Parker Solar Probe Spacecraft

The original concept for the Parker Solar Probe mission dates back to the 1990's. The finalized design was launched on August 12th, 2018 and plans to operate through 2025. The spacecraft was designed and built by the Johns Hopkins University Applied Physics Laboratory in Laurel, Maryland. PSP uses a series of gravitational encounters with the planet Venus to gradually lower the orbit of the spacecraft until it enters the outer atmosphere, or corona, of the Sun.

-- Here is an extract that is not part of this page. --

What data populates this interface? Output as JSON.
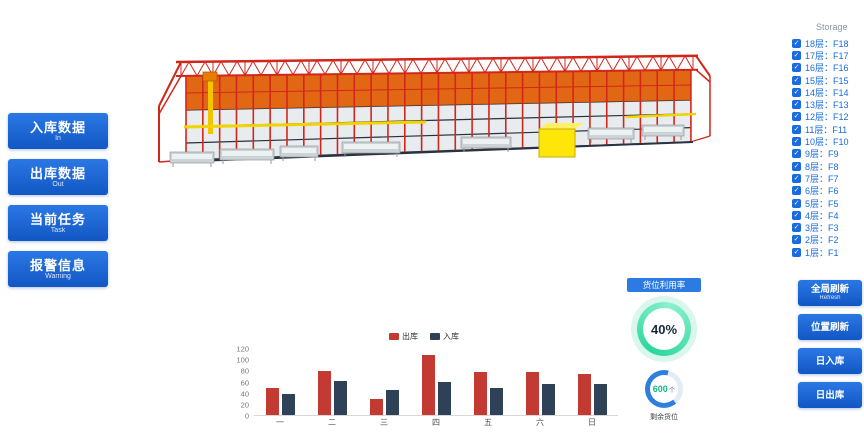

Image of Parker Solar Probe Spacecraft in testing with an inset of the Solar Probe Cup. The bravest instrument sticking around the side of the heat shield.
Parker Solar Probe during testing phase with the Solar Probe Cup (SPC) magnified in the inset. Photo Credit: NASA/Johns Hopkins APL/Ed Whitman

The solar-powered probe weighs about 1,350 pounds with an 8-foot-diameter and a 4.5-inch-thick carbon foam solar shield atop the spacecraft body. The solar arrays retract and extend as the spacecraft swings toward or away from the Sun during several loops around the inner solar system, making sure the solar panels stay at the proper temperatures and power levels. At closest approach, the spacecraft must survive solar intensity more than 500 times what spacecraft experience while orbiting Earth. Rigorous testing was required to ensure that the spacecraft would be able to endure the harsh conditions of the solar atmosphere. Check out the spacecraft web page at JHU/APL for more details.

PSP Instruments

The scientific payload was built by a large number of institutions across the world and measures the particles and fields that make up the corona and solar wind. PSP is comprised of the following instruments:

  • Solar Wind Electrons Alphas and Protons Investigation (SWEAP), which counts the most abundant particles in the solar wind — electrons, protons, and helium ions — and measures their properties. SWEAP uses four sensors to gather the measurements of the coronal and solar wind plasma needed to meet PSP science objectives.  Principal Investigator: Justin C. Kasper of the University of Michigan
  • Wide-field Imager for Solar Probe Plus (WISPR), a telescope that takes 3-D images of the Sun’s corona and inner heliosphere. The experiment “sees” the solar wind and provides 3-D images of shocks and other structures as they approach and pass the spacecraft. This investigation complements the rest of the payload by remotely imaging the same plasma that the other instruments directly sample. Principal Investigator: Russell Howard, Naval Research Laboratory
  • Electromagnetic Fields Investigation (FIELDS), which measures electric and magnetic fields and waves, spacecraft floating potential, density fluctuations, and radio emissions. FIELDS comprises two fluxgate magnetometers, a search coil magnetometer and five electric-field antennas  Principal Investigator: Stuart Bale, University of California Space Sciences Laboratory
  • Integrated Science Investigation of the Sun (IS☉IS), which consists of two instruments that will take an inventory of elements in the Sun’s atmosphere using a mass spectrometer to weigh and sort ions in the vicinity of the spacecraft. IS☉IS is composed of two independent instruments (EPI-Hi and EPI-Lo) covering different (and overlapping) energy ranges. This suite will make observations of energetic electrons, protons, and heavy ions that are accelerated to high energies (10s of keV to 100 MeV) in the Sun’s atmosphere and inner heliosphere.. Principal Investigator: David McComas, Princeton Plasma Physics Lab.